Alle gucken ihr nach, auch wenn sie sie bereits nicht mehr sehen können.
Das Plakat in Fetzen, die Teilnehmer alle irgendwo verschollen, Geolg überlegt, was da am besten zu tun ist. "Leute, kommt her, es gibt Torte."
So sicher ist er sich selber zwar nicht, aber er sieht schon die Köche kommen. Das gibt Hoffnung.
Giuseppe hat von Anfang an nicht anderes als Hunger gehabt. "Na dann wollen wir mal nicht so sein." schmunzelt Geolg und lässt die Köche ihres Amtes walten. Es dauert zwar noch eine Weile, bis endlich alle um den Tisch herumhängen und sehnsüchtig auf die gugelländische Torte warten, aber "Sie kommt, sie kommt." verspricht Geolg.

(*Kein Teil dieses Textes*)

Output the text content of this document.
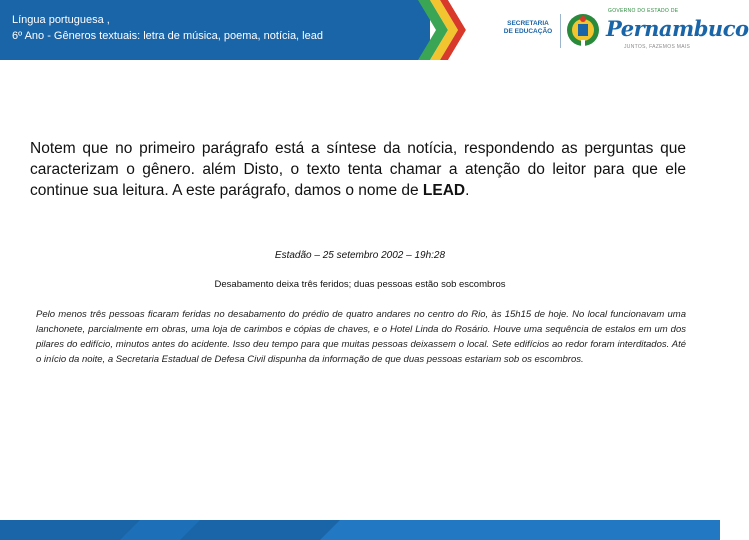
Língua portuguesa ,
6º Ano - Gêneros textuais: letra de música, poema, notícia, lead
SECRETARIA
DE EDUCAÇÃO
GOVERNO DO ESTADO DE
Pernambuco
JUNTOS, FAZEMOS MAIS

Notem que no primeiro parágrafo está a síntese da notícia, respondendo as perguntas que caracterizam o gênero. além Disto, o texto tenta chamar a atenção do leitor para que ele continue sua leitura. A este parágrafo, damos o nome de LEAD.

Estadão – 25 setembro 2002 – 19h:28
Desabamento deixa três feridos; duas pessoas estão sob escombros
Pelo menos três pessoas ficaram feridas no desabamento do prédio de quatro andares no centro do Rio, às 15h15 de hoje. No local funcionavam uma lanchonete, parcialmente em obras, uma loja de carimbos e cópias de chaves, e o Hotel Linda do Rosário. Houve uma sequência de estalos em um dos pilares do edifício, minutos antes do acidente. Isso deu tempo para que muitas pessoas deixassem o local. Sete edifícios ao redor foram interditados. Até o início da noite, a Secretaria Estadual de Defesa Civil dispunha da informação de que duas pessoas estariam sob os escombros.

Loredana kommt mit einem frisch gebackenen Gugelhupf, überzuckert mit dem weissesten Staub, den es auf Gugellandia überhaupt gibt, nämlich mit Puderzucker. "Das ist aber noch nicht alles." verspricht sie. Inzwischen sind auch die ganzen Flugkünstler am Tisch eingetroffen.

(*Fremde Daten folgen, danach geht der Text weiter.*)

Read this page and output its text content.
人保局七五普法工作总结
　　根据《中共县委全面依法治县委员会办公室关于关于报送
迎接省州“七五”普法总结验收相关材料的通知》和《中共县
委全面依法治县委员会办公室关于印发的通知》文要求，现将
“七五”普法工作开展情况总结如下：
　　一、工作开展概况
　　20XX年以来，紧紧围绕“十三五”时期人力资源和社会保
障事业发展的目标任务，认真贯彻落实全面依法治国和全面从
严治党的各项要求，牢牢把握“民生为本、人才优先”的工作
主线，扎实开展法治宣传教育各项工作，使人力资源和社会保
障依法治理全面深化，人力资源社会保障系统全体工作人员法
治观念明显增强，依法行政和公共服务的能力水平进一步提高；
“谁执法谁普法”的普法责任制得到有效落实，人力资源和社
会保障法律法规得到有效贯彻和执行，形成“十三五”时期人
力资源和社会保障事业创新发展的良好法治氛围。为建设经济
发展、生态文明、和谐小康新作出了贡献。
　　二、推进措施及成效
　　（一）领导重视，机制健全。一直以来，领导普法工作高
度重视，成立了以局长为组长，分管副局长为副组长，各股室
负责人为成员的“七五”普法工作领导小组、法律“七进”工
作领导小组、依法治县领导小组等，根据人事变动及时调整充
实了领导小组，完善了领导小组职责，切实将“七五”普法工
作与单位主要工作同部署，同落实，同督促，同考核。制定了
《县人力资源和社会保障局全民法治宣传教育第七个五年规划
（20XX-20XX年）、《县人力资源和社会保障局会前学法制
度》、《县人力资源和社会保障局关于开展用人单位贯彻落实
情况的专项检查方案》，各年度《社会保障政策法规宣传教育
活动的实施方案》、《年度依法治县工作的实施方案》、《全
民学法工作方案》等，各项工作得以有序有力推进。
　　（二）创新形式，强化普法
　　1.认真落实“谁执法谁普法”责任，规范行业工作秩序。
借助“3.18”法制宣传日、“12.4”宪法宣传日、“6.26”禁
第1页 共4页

Und jetzt kommt auch noch die Flugshow-Torte für den heutigen Anlass. Loredana ist geschafft von der Last, die sie zu Tisch schleudern musste, aber alle anderen sind richtig bewegt und freuen sich auf einen gelungenen Schmaus.
"Ein Hoch auf unsere Freunde in Berlin und Oldenburg, und auch überall auf der ganzen Welt." schreit einer der Elefanten und alle stimmen dazu ein. Aber die Freunde kommen ja erst jetzt. Ihnen hängt wie bei Zärmchen schon die Zunge raus. "Wann gibt es endlich Torte?" "Diese Warterei ist einfach unausstehlich." findet auch Karo, die Karotte.
Aber es gibt noch mehr zu staunen. Am Himmel ist ganz plötzlich etwas los. Nicht nur die Wolken ziehen von links nach rechts. Es hat auch welche die ziehen von rechts nach links. Und in der Mitte zirkuliert der blaue Himmel.
Am Himmel passiert etwas. "Es kommt ein Unwetter, oder ein Ufo." schlägt jemand vor. Und bevor ihr noch die Spinne auf euerem PC totschlagen könnt, erkennt man, es ist ein propellerbetriebenes Fahrzeug, das sich Gugellandia nähert. Alle gucken gespannt, wer da wohl drin ist. Und grosser Jubel. Es handelt sich um niemand anderen als Professor Doktor Zeig, den Verurlaubten!
"Hallo, ich bin wieder da." säuselt er, etwas enttäuscht über das mikrige Geklatsche von seinen Fans. Es hat auch niemand gewusst, dass er heute wieder hier ankommt. "Bravooooo, es lebe unser Wetterguru." freut sich Yobeck, der ihn zuerst erkannt hat. "Freut mich, auch, Yobeck." Die Torte ist zwar schon etwas zerschlissen, aber es hat doch noch ein gutes Stück für unseren Wetterexperten übrig.
"Ich freue mich, mampf mampf, wieder zu Hause in Gugellandia, mpf mpf zu sein, und für euch wieder gutes Wetter zu machen."
Ha ha. Wir grüssen alle, auch die fünf Besucher, die nun zwischendurch heim müssen, aber sicher bald wiederkommen werden.